If the USMNT is going to play a three-man central midfield triangle (as found in a 4-3-3, 4-2-3-1 and 3-5-2), they have no shortage of options for the two-way shuttler role. Delgado was the man doing all the little things to make Toronto FC‘s championship midfield troika run smoothly.
If a guy like this is going to dip his toe in international waters, it will almost definitely need to happen at a January camp.
Okay, maybe it’s cheating to squeeze two players into a pick, but I’ll claim poetic license as only one can play at the position. Simply put, it’s the best two goalkeepers from the last two MLS Cup Playoffs. They’ve both earned a place in this camp.
The uncapped Real Salt Lake man is but one of several young central defenders in the pool, but many of them play in Europe and won’t be selected next month. This should give Glad a chance to wet his feet at the senior international level.
Ike Opara (DF, Sporting Kansas City)
Nobody on this list fits the “but he’s earned it” tag than the MLS Defender of the Year. It may be a cliché, but 28 is not that old for a center back. Opara is a highly-athletic, all-action defender who is finally enjoying the health necessary to pull USMNT nods.
As with the central defense, much of the USMNT’s right back depth chart plays club ball overseas. The leaves a January opening for Matt Polster, who was actually better at both ends of the field than bookend Chicago teammate Brandon Vincent (more on him later) after his May return from injury.
All but four of 23 MLS players that scored at least a dozen goals this past season have international caps to their credit. Three of the four are from Argentina. The other is Ramirez, who made good on a long-awaited opportunity to display MLS scoring chops this season. Perhaps the best thing about the Minnesota United striker is he doesn’t need tons of chances to strike. Could he be a real bench weapon for the US? Let’s find out.
Kelyn Rowe (MF, New England Revolution)
It’s a shame the New England handyman was not fit for the last World Cup qualifier. The US could have used his eye for and execution in the big-play moment. Due to an August knee setback, Rowe has been left out of the picture since starring in the Gold Cup group phase last summer. It’s time to end that USMNT layoff and make the left wing starting spot his to lose in camp.
C.J. Sapong (FW, Philadelphia Union)
Other than Adams, I’m least worried about the Philadelphia Union striker being selected. I’ll be stunned if his strong showing against Portugal (after nearly six years out of the US frame, mind you) didn’t ensure his January place. He’s always been a good target man, but Sapong has added some of the attack awareness typically shown by regular US starter Jozy Altidore.

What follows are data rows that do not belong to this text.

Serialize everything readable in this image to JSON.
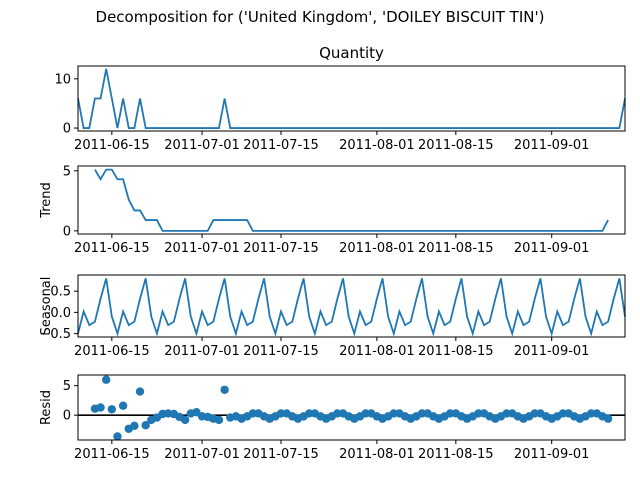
{
  "figure": {
    "suptitle": "Decomposition for ('United Kingdom', 'DOILEY BISCUIT TIN')"
  },
  "x_axis": {
    "start": "2011-06-09",
    "end": "2011-09-14",
    "ticks": [
      "2011-06-15",
      "2011-07-01",
      "2011-07-15",
      "2011-08-01",
      "2011-08-15",
      "2011-09-01"
    ]
  },
  "colors": {
    "series": "#1f77b4",
    "axis": "#000000"
  },
  "chart_data": [
    {
      "type": "line",
      "panel": "observed",
      "title": "Quantity",
      "ylabel": "",
      "ylim": [
        -0.6,
        12.6
      ],
      "yticks": [
        0,
        10
      ],
      "x_start": "2011-06-09",
      "values": [
        6,
        0,
        0,
        6,
        6,
        12,
        6,
        0,
        6,
        0,
        0,
        6,
        0,
        0,
        0,
        0,
        0,
        0,
        0,
        0,
        0,
        0,
        0,
        0,
        0,
        0,
        6,
        0,
        0,
        0,
        0,
        0,
        0,
        0,
        0,
        0,
        0,
        0,
        0,
        0,
        0,
        0,
        0,
        0,
        0,
        0,
        0,
        0,
        0,
        0,
        0,
        0,
        0,
        0,
        0,
        0,
        0,
        0,
        0,
        0,
        0,
        0,
        0,
        0,
        0,
        0,
        0,
        0,
        0,
        0,
        0,
        0,
        0,
        0,
        0,
        0,
        0,
        0,
        0,
        0,
        0,
        0,
        0,
        0,
        0,
        0,
        0,
        0,
        0,
        0,
        0,
        0,
        0,
        0,
        0,
        0,
        0,
        6
      ]
    },
    {
      "type": "line",
      "panel": "trend",
      "title": "",
      "ylabel": "Trend",
      "ylim": [
        -0.26,
        5.4
      ],
      "yticks": [
        0,
        5
      ],
      "x_start": "2011-06-09",
      "values": [
        null,
        null,
        null,
        5.1,
        4.3,
        5.1,
        5.1,
        4.3,
        4.3,
        2.6,
        1.7,
        1.7,
        0.9,
        0.9,
        0.9,
        0,
        0,
        0,
        0,
        0,
        0,
        0,
        0,
        0,
        0.9,
        0.9,
        0.9,
        0.9,
        0.9,
        0.9,
        0.9,
        0,
        0,
        0,
        0,
        0,
        0,
        0,
        0,
        0,
        0,
        0,
        0,
        0,
        0,
        0,
        0,
        0,
        0,
        0,
        0,
        0,
        0,
        0,
        0,
        0,
        0,
        0,
        0,
        0,
        0,
        0,
        0,
        0,
        0,
        0,
        0,
        0,
        0,
        0,
        0,
        0,
        0,
        0,
        0,
        0,
        0,
        0,
        0,
        0,
        0,
        0,
        0,
        0,
        0,
        0,
        0,
        0,
        0,
        0,
        0,
        0,
        0,
        0,
        0.9,
        null,
        null,
        null
      ]
    },
    {
      "type": "line",
      "panel": "seasonal",
      "title": "",
      "ylabel": "Seasonal",
      "ylim": [
        -0.58,
        0.88
      ],
      "yticks": [
        -0.5,
        0.0,
        0.5
      ],
      "ytick_labels": [
        "−0.5",
        "0.0",
        "0.5"
      ],
      "x_start": "2011-06-09",
      "values": [
        -0.5,
        0.02,
        -0.3,
        -0.22,
        0.32,
        0.8,
        -0.1,
        -0.5,
        0.02,
        -0.3,
        -0.22,
        0.32,
        0.8,
        -0.1,
        -0.5,
        0.02,
        -0.3,
        -0.22,
        0.32,
        0.8,
        -0.1,
        -0.5,
        0.02,
        -0.3,
        -0.22,
        0.32,
        0.8,
        -0.1,
        -0.5,
        0.02,
        -0.3,
        -0.22,
        0.32,
        0.8,
        -0.1,
        -0.5,
        0.02,
        -0.3,
        -0.22,
        0.32,
        0.8,
        -0.1,
        -0.5,
        0.02,
        -0.3,
        -0.22,
        0.32,
        0.8,
        -0.1,
        -0.5,
        0.02,
        -0.3,
        -0.22,
        0.32,
        0.8,
        -0.1,
        -0.5,
        0.02,
        -0.3,
        -0.22,
        0.32,
        0.8,
        -0.1,
        -0.5,
        0.02,
        -0.3,
        -0.22,
        0.32,
        0.8,
        -0.1,
        -0.5,
        0.02,
        -0.3,
        -0.22,
        0.32,
        0.8,
        -0.1,
        -0.5,
        0.02,
        -0.3,
        -0.22,
        0.32,
        0.8,
        -0.1,
        -0.5,
        0.02,
        -0.3,
        -0.22,
        0.32,
        0.8,
        -0.1,
        -0.5,
        0.02,
        -0.3,
        -0.22,
        0.32,
        0.8,
        -0.1
      ]
    },
    {
      "type": "scatter",
      "panel": "resid",
      "title": "",
      "ylabel": "Resid",
      "ylim": [
        -4.2,
        6.8
      ],
      "yticks": [
        0,
        5
      ],
      "x_start": "2011-06-09",
      "values": [
        null,
        null,
        null,
        1.1,
        1.3,
        6.0,
        1.0,
        -3.6,
        1.6,
        -2.3,
        -1.8,
        4.0,
        -1.7,
        -0.8,
        -0.4,
        0.2,
        0.3,
        0.2,
        -0.3,
        -0.8,
        0.3,
        0.5,
        -0.2,
        -0.3,
        -0.6,
        -0.8,
        4.3,
        -0.4,
        -0.2,
        -0.6,
        -0.2,
        0.3,
        0.3,
        -0.2,
        -0.6,
        -0.2,
        0.3,
        0.3,
        -0.2,
        -0.6,
        -0.2,
        0.3,
        0.3,
        -0.2,
        -0.6,
        -0.2,
        0.3,
        0.3,
        -0.2,
        -0.6,
        -0.2,
        0.3,
        0.3,
        -0.2,
        -0.6,
        -0.2,
        0.3,
        0.3,
        -0.2,
        -0.6,
        -0.2,
        0.3,
        0.3,
        -0.2,
        -0.6,
        -0.2,
        0.3,
        0.3,
        -0.2,
        -0.6,
        -0.2,
        0.3,
        0.3,
        -0.2,
        -0.6,
        -0.2,
        0.3,
        0.3,
        -0.2,
        -0.6,
        -0.2,
        0.3,
        0.3,
        -0.2,
        -0.6,
        -0.2,
        0.3,
        0.3,
        -0.2,
        -0.6,
        -0.2,
        0.3,
        0.3,
        -0.2,
        -0.6,
        null,
        null,
        null
      ]
    }
  ]
}
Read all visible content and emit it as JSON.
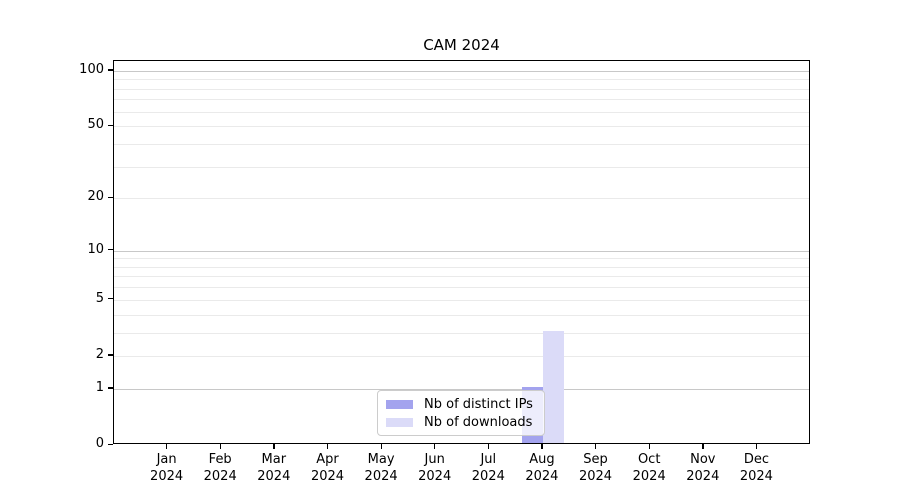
{
  "chart_data": {
    "type": "bar",
    "title": "CAM 2024",
    "xlabel": "",
    "ylabel": "",
    "yscale": "log1p",
    "ylim": [
      0,
      113
    ],
    "grid": {
      "major": [
        1,
        10,
        100
      ],
      "minor": [
        2,
        3,
        4,
        5,
        6,
        7,
        8,
        9,
        20,
        30,
        40,
        50,
        60,
        70,
        80,
        90
      ]
    },
    "ytick_values": [
      0,
      1,
      2,
      5,
      10,
      20,
      50,
      100
    ],
    "ytick_labels": [
      "0",
      "1",
      "2",
      "5",
      "10",
      "20",
      "50",
      "100"
    ],
    "months": [
      "Jan",
      "Feb",
      "Mar",
      "Apr",
      "May",
      "Jun",
      "Jul",
      "Aug",
      "Sep",
      "Oct",
      "Nov",
      "Dec"
    ],
    "year_label": "2024",
    "categories": [
      "Jan 2024",
      "Feb 2024",
      "Mar 2024",
      "Apr 2024",
      "May 2024",
      "Jun 2024",
      "Jul 2024",
      "Aug 2024",
      "Sep 2024",
      "Oct 2024",
      "Nov 2024",
      "Dec 2024"
    ],
    "series": [
      {
        "name": "Nb of distinct IPs",
        "color": "#a3a3ee",
        "values": [
          0,
          0,
          0,
          0,
          0,
          0,
          0,
          1,
          0,
          0,
          0,
          0
        ]
      },
      {
        "name": "Nb of downloads",
        "color": "#dbdbf8",
        "values": [
          0,
          0,
          0,
          0,
          0,
          0,
          0,
          3,
          0,
          0,
          0,
          0
        ]
      }
    ],
    "legend_position": "lower-center-inside"
  },
  "colors": {
    "grid_major": "#c8c8c8",
    "grid_minor": "#eaeaea",
    "legend_border": "#cccccc",
    "axis": "#000000"
  }
}
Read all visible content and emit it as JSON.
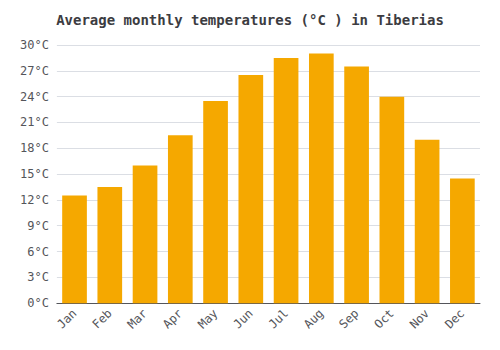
{
  "chart_data": {
    "type": "bar",
    "title": "Average monthly temperatures (°C ) in Tiberias",
    "categories": [
      "Jan",
      "Feb",
      "Mar",
      "Apr",
      "May",
      "Jun",
      "Jul",
      "Aug",
      "Sep",
      "Oct",
      "Nov",
      "Dec"
    ],
    "values": [
      12.5,
      13.5,
      16.0,
      19.5,
      23.5,
      26.5,
      28.5,
      29.0,
      27.5,
      24.0,
      19.0,
      14.5
    ],
    "color": "#F5A800",
    "ylim": [
      0,
      30
    ],
    "yticks": [
      {
        "value": 0,
        "label": "0°C"
      },
      {
        "value": 3,
        "label": "3°C"
      },
      {
        "value": 6,
        "label": "6°C"
      },
      {
        "value": 9,
        "label": "9°C"
      },
      {
        "value": 12,
        "label": "12°C"
      },
      {
        "value": 15,
        "label": "15°C"
      },
      {
        "value": 18,
        "label": "18°C"
      },
      {
        "value": 21,
        "label": "21°C"
      },
      {
        "value": 24,
        "label": "24°C"
      },
      {
        "value": 27,
        "label": "27°C"
      },
      {
        "value": 30,
        "label": "30°C"
      }
    ],
    "grid": true
  }
}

Brandon Vincent (DF, Chicago Fire)
Yeah, he had a couple of bad days down the stretch, but the Chicago left back used most of 2017 to break through as a top tier MLS left back (something that is no longer easy to do). He can still work on the 1-v-1 defending, but I’m curious to see what the US could do if Vincent can translate his flank push and crossing ability to the international game.